Os desafios no combate à fuga de cérebros no Brasil
Enviada em 04/12/2020
Haroldo Maranhão, um escritor contemporâneo que contribuiu muito com a literatura brasileira, em um de seus contos mais famosos, ‘‘O Peixe de Ouro’’, narra sobre a importância de se preservar as coisas preciosas. Nesse âmbito, a educação e o conhecimento científico são um dos setores mais relevantes para o avanço social, intelectual e econômico de um país. Apesar disso, o Brasil, não só por conta de uma estrutura social do período Colonial que influência ainda hoje, como também da falta de compreensão da população, não valoriza os seus cientistas, propiciando a fuga de cérebros -que é a emigração de pessoas altamente qualificadas para outros países que oferecem melhores condições-.
Primeiramente, é válido ressaltar que, no contexto de Brasil Colônia, surgiu uma organização social baseada no patriarcalismo, na agronomia e na escravidão, essa estrutura, além de impactar diversos período posteriores, inclusive o atual, impediu o avanço do país. Nesse sentido, Rui Barbosa, na Primeira República, tentou industrializar o país por meio da lei do encilhamento, no entanto a escravidão, mantida pelos latifundiários, acabou impossibilitando esse processo. Embora esse ocorrido esteja distante temporalmente, os diversos fazendeiros dentro da política atual, que favorecem os seus próprios interesses, mostram que as coisas não mudaram muito, ou seja, o Estado brasileiro não tem interesse em fornecer educação para a população e nem propiciar pesquisas científicas, mas sim em manter o agronegócio de pé, gerando muita renda para poucos. Sendo assim, fica claro que a fuga de cérebros é uma consequência de um Estado que se baseia em uma sociedade retrógrada.
Paralelamente, pode-se dizer que, em razão dos diversos problemas da educação brasileira, grande parte da população não consegue entender os benefícios das pesquisas científicas. Nesse contexto, a falta de iniciação científica nas escolas, os altos índices de analfabetismo absoluto e funcional fazem com que muitas pessoas não pressionem os governantes quando eles realizam cortes na área de pesquisa, desestimulando a formação de pesquisadores -segundo a Organização para a Cooperação de Desenvolvimento Econômico, apenas 0,2% dos brasileiros possuem doutorado, enquanto a média dos outros países é 1,1%- e os poucos que seguem essa carreia acabam saindo do país.

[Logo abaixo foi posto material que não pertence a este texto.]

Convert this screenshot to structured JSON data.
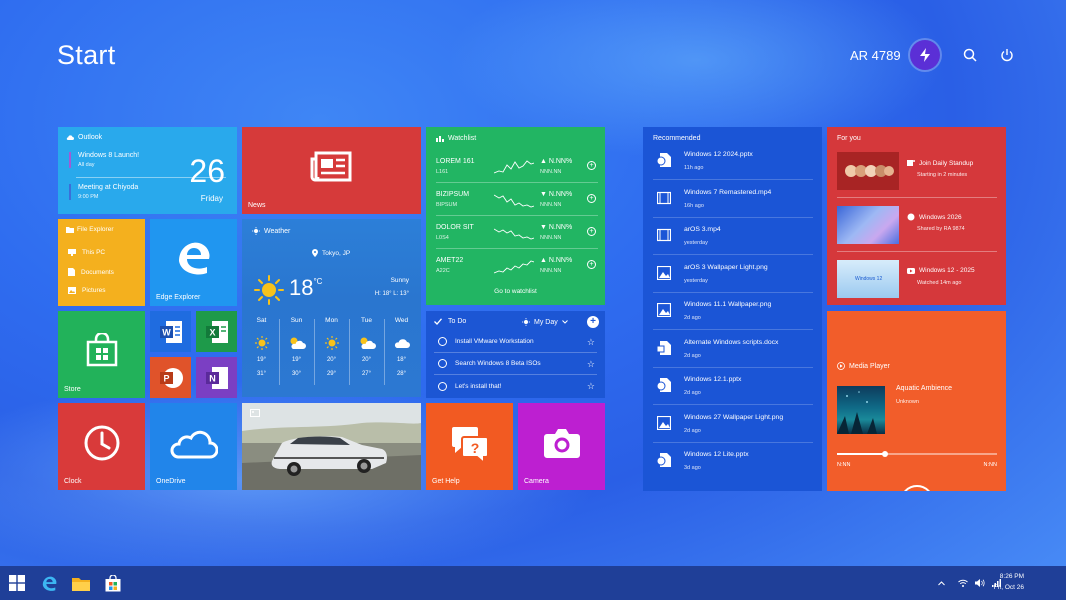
{
  "header": {
    "title": "Start",
    "user_name": "AR 4789"
  },
  "outlook": {
    "title": "Outlook",
    "events": [
      {
        "title": "Windows 8 Launch!",
        "time": "All day"
      },
      {
        "title": "Meeting at Chiyoda",
        "time": "9:00 PM"
      }
    ],
    "day": "26",
    "weekday": "Friday"
  },
  "news": {
    "label": "News"
  },
  "watchlist": {
    "title": "Watchlist",
    "stocks": [
      {
        "symbol": "LOREM 161",
        "sub": "L161",
        "pct": "▲ N.NN%",
        "value": "NNN.NN"
      },
      {
        "symbol": "BIZIPSUM",
        "sub": "BIPSUM",
        "pct": "▼ N.NN%",
        "value": "NNN.NN"
      },
      {
        "symbol": "DOLOR SIT",
        "sub": "L0S4",
        "pct": "▼ N.NN%",
        "value": "NNN.NN"
      },
      {
        "symbol": "AMET22",
        "sub": "A22C",
        "pct": "▲ N.NN%",
        "value": "NNN.NN"
      }
    ],
    "link": "Go to watchlist"
  },
  "file_explorer": {
    "title": "File Explorer",
    "items": [
      "This PC",
      "Documents",
      "Pictures"
    ]
  },
  "edge": {
    "label": "Edge Explorer"
  },
  "weather": {
    "title": "Weather",
    "location": "Tokyo, JP",
    "temp": "18",
    "unit": "°C",
    "condition": "Sunny",
    "hilo": "H: 18° L: 13°",
    "forecast": [
      {
        "day": "Sat",
        "hi": "19°",
        "lo": "31°",
        "icon": "sun-icon"
      },
      {
        "day": "Sun",
        "hi": "19°",
        "lo": "30°",
        "icon": "partly-cloudy-icon"
      },
      {
        "day": "Mon",
        "hi": "20°",
        "lo": "29°",
        "icon": "sun-icon"
      },
      {
        "day": "Tue",
        "hi": "20°",
        "lo": "27°",
        "icon": "partly-cloudy-icon"
      },
      {
        "day": "Wed",
        "hi": "18°",
        "lo": "28°",
        "icon": "cloud-icon"
      }
    ]
  },
  "store": {
    "label": "Store"
  },
  "todo": {
    "title": "To Do",
    "list": "My Day",
    "tasks": [
      "Install VMware Workstation",
      "Search Windows 8 Beta ISOs",
      "Let's install that!"
    ]
  },
  "clock": {
    "label": "Clock"
  },
  "onedrive": {
    "label": "OneDrive"
  },
  "gethelp": {
    "label": "Get Help"
  },
  "camera": {
    "label": "Camera"
  },
  "recommended": {
    "title": "Recommended",
    "items": [
      {
        "name": "Windows 12 2024.pptx",
        "time": "11h ago",
        "icon": "pptx-icon"
      },
      {
        "name": "Windows 7 Remastered.mp4",
        "time": "16h ago",
        "icon": "video-icon"
      },
      {
        "name": "arOS 3.mp4",
        "time": "yesterday",
        "icon": "video-icon"
      },
      {
        "name": "arOS 3 Wallpaper Light.png",
        "time": "yesterday",
        "icon": "image-icon"
      },
      {
        "name": "Windows 11.1 Wallpaper.png",
        "time": "2d ago",
        "icon": "image-icon"
      },
      {
        "name": "Alternate Windows scripts.docx",
        "time": "2d ago",
        "icon": "docx-icon"
      },
      {
        "name": "Windows 12.1.pptx",
        "time": "2d ago",
        "icon": "pptx-icon"
      },
      {
        "name": "Windows 27 Wallpaper Light.png",
        "time": "2d ago",
        "icon": "image-icon"
      },
      {
        "name": "Windows 12 Lite.pptx",
        "time": "3d ago",
        "icon": "pptx-icon"
      }
    ]
  },
  "foryou": {
    "title": "For you",
    "items": [
      {
        "title": "Join Daily Standup",
        "sub": "Starting in 2 minutes",
        "icon": "teams-icon"
      },
      {
        "title": "Windows 2026",
        "sub": "Shared by RA 9874",
        "icon": "chat-icon"
      },
      {
        "title": "Windows 12 - 2025",
        "sub": "Watched 14m ago",
        "icon": "youtube-icon"
      }
    ],
    "thumb3_text": "Windows 12"
  },
  "media": {
    "title": "Media Player",
    "song": "Aquatic Ambience",
    "artist": "Unknown",
    "progress": 0.3,
    "time_elapsed": "N:NN",
    "time_total": "N:NN"
  },
  "taskbar": {
    "time": "8:26 PM",
    "date": "Fri, Oct 26"
  },
  "colors": {
    "accent": "#2f6df0",
    "taskbar": "#1f3f98"
  }
}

Em virtude dos fatos mencionados, fica nítido que a fuga de cérebro no Brasil é consequência de fatores históricos e políticos. Portanto, é necessário que a população, por meio de lei de iniciativa popular - assinada por 1% do eleitorado brasileiro, assim como exigido pela Constituição no artigo 61- , solicite que todos os alunos que finalizaram o ensino fundamental I e II realizem um projeto científico sobre qualquer área de interesse, os alunos com os melhores projetos serão premiados com um auxílio financeiro para que assim a juventude cobre o governo sobre o rumo das medidas na área de pesquisa.